Blunt

I have heard that people with autism cannot lie. I’m not sure if this is true, or simply an observation that has been made of certain people with autism. In my case, I don’t think I’ve ever told a straight out lie. I have told half truths or exaggerations at some points in my life, but I don’t recall ever telling the opposite of the truth.

For me, it just doesn’t make sense to lie. If you do something that you shouldn’t do, you should tell the truth and deal with the consequences. The consequences will usually happen eventually anyway so you might as well tell the truth and get it over with than lie and draw it out. I’m not sure if I always had that philosophy, that there was no point to lying, or if I simply did not have the capacity to lie when I was younger.

I also don’t feel the need to lie when someone asks me a question.
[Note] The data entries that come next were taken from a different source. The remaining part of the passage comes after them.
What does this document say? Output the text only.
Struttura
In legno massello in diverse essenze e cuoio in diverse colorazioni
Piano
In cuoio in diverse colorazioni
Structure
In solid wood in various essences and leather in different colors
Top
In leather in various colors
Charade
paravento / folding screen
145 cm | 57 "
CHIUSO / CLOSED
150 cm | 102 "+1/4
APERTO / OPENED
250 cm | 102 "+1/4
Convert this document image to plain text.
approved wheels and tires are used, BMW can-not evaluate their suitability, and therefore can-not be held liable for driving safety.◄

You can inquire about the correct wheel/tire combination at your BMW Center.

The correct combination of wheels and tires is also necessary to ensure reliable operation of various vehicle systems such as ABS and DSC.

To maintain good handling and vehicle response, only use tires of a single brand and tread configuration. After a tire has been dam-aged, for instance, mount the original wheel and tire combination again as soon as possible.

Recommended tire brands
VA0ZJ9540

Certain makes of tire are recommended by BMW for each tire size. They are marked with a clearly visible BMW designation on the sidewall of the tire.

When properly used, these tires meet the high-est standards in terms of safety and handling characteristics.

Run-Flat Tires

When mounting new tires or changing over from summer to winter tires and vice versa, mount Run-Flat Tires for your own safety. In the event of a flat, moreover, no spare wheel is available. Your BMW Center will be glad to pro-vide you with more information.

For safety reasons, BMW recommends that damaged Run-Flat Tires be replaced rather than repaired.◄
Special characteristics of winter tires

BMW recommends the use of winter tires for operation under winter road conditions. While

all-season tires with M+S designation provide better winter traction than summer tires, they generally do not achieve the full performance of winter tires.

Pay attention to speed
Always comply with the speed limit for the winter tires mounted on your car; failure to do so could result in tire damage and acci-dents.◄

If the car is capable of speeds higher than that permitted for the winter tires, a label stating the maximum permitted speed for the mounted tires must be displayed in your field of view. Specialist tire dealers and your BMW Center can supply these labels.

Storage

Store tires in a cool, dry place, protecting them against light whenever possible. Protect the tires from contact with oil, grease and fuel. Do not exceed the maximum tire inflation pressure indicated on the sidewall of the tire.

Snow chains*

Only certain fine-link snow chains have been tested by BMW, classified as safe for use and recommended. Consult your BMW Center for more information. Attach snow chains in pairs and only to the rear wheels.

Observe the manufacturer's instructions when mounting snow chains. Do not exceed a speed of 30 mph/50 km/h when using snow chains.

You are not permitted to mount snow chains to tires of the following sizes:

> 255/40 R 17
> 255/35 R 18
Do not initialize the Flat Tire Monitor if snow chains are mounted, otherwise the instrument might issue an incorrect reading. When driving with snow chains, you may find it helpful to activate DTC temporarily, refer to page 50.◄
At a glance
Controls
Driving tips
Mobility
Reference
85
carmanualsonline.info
For example, if someone were to ask me if a dress looked good on them, I would answer honestly rather than just saying yes to make them feel better. I don’t think it’s effective to tell “white lies” because then I wouldn’t be able to show when I truly do mean something. If I say something I don’t mean, then when I mean something how can I say it differently? Maybe other people have a way of saying things differently when they mean it and a way when they don’t mean it, but for me I think it would all come out the same way.

Although I have at times been half truthful in order to get out of trouble, I don’t believe I have ever been half truthful in what I tell others about themselves. Most, if not all, of my lies have been to get out of trouble for homework. (Homework is the bane of my existence.) Although I did feel compelled at times to exaggerate my circumstances about why I could not finish my homework, I have never felt compelled to lie about how I felt about others or how I saw others. In fact, if anything I have felt compelled to be overly honest.

In the past couple days, I have been reminiscing by looking through some old messages that I sent people over the years. I am amazed at how blunt and inconsiderate I once was. Not that I was ever dishonest or intentionally harsh or malicious, but I did tell people more than they needed to hear and I tended to tell people things in more direct ways than necessary. Actually, I’m not sure if I’m any better at not being so blunt now.

I feel that my honesty came out too harshly in some of these situations, but at the time I did not feel right about not saying the things I said. I felt the need to tell everyone exactly what I saw and thought. One of the reasons for this may have been that I was so curious about what everyone else saw and thought that I felt that if I let everyone know my feelings, maybe they would let me know theirs. This didn’t really work of course because other people have more of a filter than I do.

Anyway, since then I have learned how to be honest without being so blunt. I can’t say whether or not my execution coincides with what I have learned, but I have learned it nonetheless.